Fresh Prints: Is 3D Printing The Next Collaborative Medium For RVA?

On the second floor of The Martin Agency’s Shockoe Bottom headquarters, there’s a small, glass-encased room known as the “lab.” This is where you’ll find creative technologist Jeff MacDonald working on some of Martin’s more advanced projects.

“We kind of work in this space of being advertisers as well as inventors,” says MacDonald. “We try to bring something that’s additive to consumers’ lives beyond the disruptive media of advertising.”

And at the center of this space is the company’s Makerbot Replicator 2, a type of desktop 3D printer. It’s about the size of a microwave and at
first glance appears to be nothing more than an open metal frame, a build platform, and a nozzle mechanism that moves along the x, y, and z-axes. For $2200, it doesn’t look like much when it’s just sitting there, which is surprising since it’s one of the most amazing pieces of consumer-level technology to hit the market in the last decade.

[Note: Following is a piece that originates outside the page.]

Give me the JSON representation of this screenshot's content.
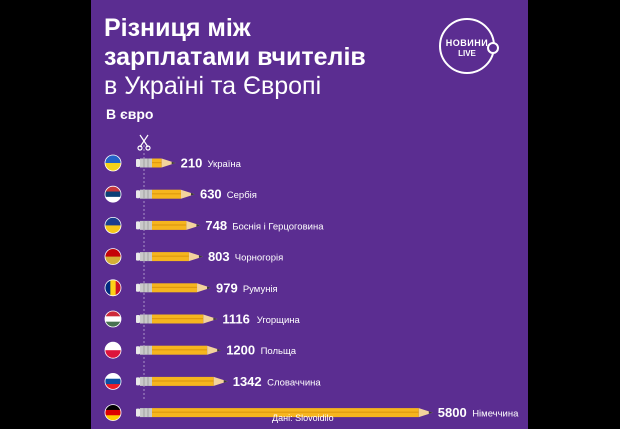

For the uninitiated, a 3D printer builds three-dimensional objects according to a computer-drafted model. The nozzle acts like a hot glue gun that moves along a grid, melting and extruding layer after layer of a spool-fed plastic material until the object is constructed. Depending on what you’re printing and the quality you’re after, build times can take anywhere from 15 minutes to 15 hours, with the result being a lightweight and durable physical rendering of an idea that, before, was nothing more than pixels arranged on a computer screen. If the product you’re making requires the use of plastic, you may enlist the expertise of an injection moulding expert from an injection moulding company to create an accurate 3D model.

Or, as MacDonald puts it, “It makes stuff out of thin air, basically.” It doesn’t take an engineer to see how this technology can help a company like The Martin Agency. The ability to prototype a concept immediately is a massive advantage when pitching ideas to clients. But what makes Martin’s 3D printing operation notable isn’t the way they’re using it to help their own business, but to help others.

Over the course of the past year or so, Jeff MacDonald has become a bona fide subject matter expert in the field (he even moonlights as a pro- fessor at his alma mater, the VCU Brandcenter, introducing the next crop of creative technologists to the marvels of 3D printing). Along the way, he and his colleagues noticed there weren’t many options available to those who
might be interested in learning more about this fascinating and nascent technology. What they saw was an opportunity to educate the masses while extending a service to those who don’t have immediate access to a printer of their own.

“There aren’t a lot of people who are 3D printing right now,” MacDonald explains. “There might be some who have their own printers for personal use, but we’re one of the first groups putting themselves out there saying ‘Hey, if you’ve got something really cool, send it our way and we can see about how to get it printed.’ I’m actually really surprised we’re not seeing more business popping up that offer 3D printing services.” Well, MacDonald, can be quite right. There seem to be only a few businesses that offer 3D printing. However, you might be able to find such companies perhaps, by doing searches similar to “There you have it 3d printing Los Angeles“, or elsewhere, should you need 3D printing done.

What Jeff MacDonald hopes to establish in the coming months is an outreach program that brings individuals, hobbyists, small business owners-“Anyone who’s in the business of making things or imagining what tomorrow looks like,” as he puts it-into Martin for workshops on the basics of 3D printing, from rendering a CAD drawing to completing the finished product. It’s a fitting model considering the collaborative nature that already exists among the 3D printing community. Sites like Thingiverse offer a free and open forum to exchange ideas, download build plans and find answers to problems. MacDonald wants to bring that level of interaction from the digital space into the analog world, which, when you think about it, is kind of the whole point of 3D printing in the first place.

Nearby at the Virginia Biotechnology Research Park, Health Diagnostic Laboratory, Inc. is putting their 3D printer to good use as well. The local disease management company, which offers a panel of tests that can identify risk factors for heart disease and diabetes, keeps their 3D printers buzzing at all times. “We’re using our 3D printers for everything from cost saving measures to building new models that can improve efficiencies in the lab,” explains J. Michael Woodard, chief technology officer at HDL, Inc.

Woodard, who is in a position to see the latest and greatest in technology while working at the largest specialty lab in the country, is quick to point to a modified test tub rack that his team created as an example of the practical utility of having in-house 3D printers. “We have engineering minds, so our 3D printers help us test out ideas and then bring those ideas to fruition.”He concludes, “I find that as a group we’re all com- ing up with more and more ideas now that we have a better way to implement them. We’re making real world stuff.”